Prof: Christopher G. Tully

This course offers a bird’s eye view of 13.8 billion years of cosmic evolution. We will trace the history of the Universe from the earliest initial conditions that we can tangibly infer based on the physics of what we observe in the Universe today. Students will be asked to develop a short film clip describing the cosmic history starting with weekly short essay assignments on elements of cosmic history. No prerequisites in math or physics are required. This course is about learning something meaningful about the physics that governs the early period of the Universe and being able to convey that understanding to others.

Making Quantum Research Films

The research filmmaking exercises provide the students with concrete immersive experiences on which might form their choices for future research, augment the students’ experience and provide the highest level of assisted learning. Cognitive competence for quantum thinking can be educated by finding new strategies of representation and expression via 360-degree, immersive filmmaking from an environmental perspective in a radical break with the classic single fixed-point of view and tangible-object fetishism habitual to the mind. Making quantum research films enable students to use their imagination counterintuitively, so that the mind can adjust to the extreme conditions of quantum systems of non-tangible relationality and to non-directional spatial-temporal conceptions.

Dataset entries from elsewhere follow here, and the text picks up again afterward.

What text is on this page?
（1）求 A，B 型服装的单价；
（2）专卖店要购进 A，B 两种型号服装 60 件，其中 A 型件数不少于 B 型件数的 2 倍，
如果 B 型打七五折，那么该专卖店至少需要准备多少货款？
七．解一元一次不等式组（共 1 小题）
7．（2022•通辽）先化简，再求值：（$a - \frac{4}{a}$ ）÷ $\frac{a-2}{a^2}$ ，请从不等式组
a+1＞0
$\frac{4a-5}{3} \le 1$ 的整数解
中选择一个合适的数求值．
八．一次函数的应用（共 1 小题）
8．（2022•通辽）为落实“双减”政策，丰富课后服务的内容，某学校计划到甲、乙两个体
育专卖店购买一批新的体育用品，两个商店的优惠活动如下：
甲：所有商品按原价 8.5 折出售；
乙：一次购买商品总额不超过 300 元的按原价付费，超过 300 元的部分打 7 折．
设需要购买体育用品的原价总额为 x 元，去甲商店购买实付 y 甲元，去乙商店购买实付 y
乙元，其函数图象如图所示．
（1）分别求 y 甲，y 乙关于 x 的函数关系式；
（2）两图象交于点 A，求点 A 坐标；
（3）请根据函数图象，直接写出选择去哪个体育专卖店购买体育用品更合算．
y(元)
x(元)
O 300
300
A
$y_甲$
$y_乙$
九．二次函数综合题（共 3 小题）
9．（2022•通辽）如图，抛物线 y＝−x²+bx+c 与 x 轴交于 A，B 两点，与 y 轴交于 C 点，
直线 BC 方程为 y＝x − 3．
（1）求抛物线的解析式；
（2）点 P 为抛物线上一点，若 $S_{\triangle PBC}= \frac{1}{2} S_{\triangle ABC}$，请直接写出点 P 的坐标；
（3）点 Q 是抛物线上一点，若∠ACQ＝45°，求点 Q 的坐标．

Quantum Physics Image Bank

Tully and Kiss also collaborate on assembling a moving image repertoire (a collection of digital video clips). Such an archive of short clips of telescopic or simulated images should serve as a moving image-dictionary for quantum physics while the filmmaking exercises in architectonic rhetoric and dramaturgy will teach how to string the vocabulary units together syntactically. The quantum physics image bank will also archive the students’ short research films.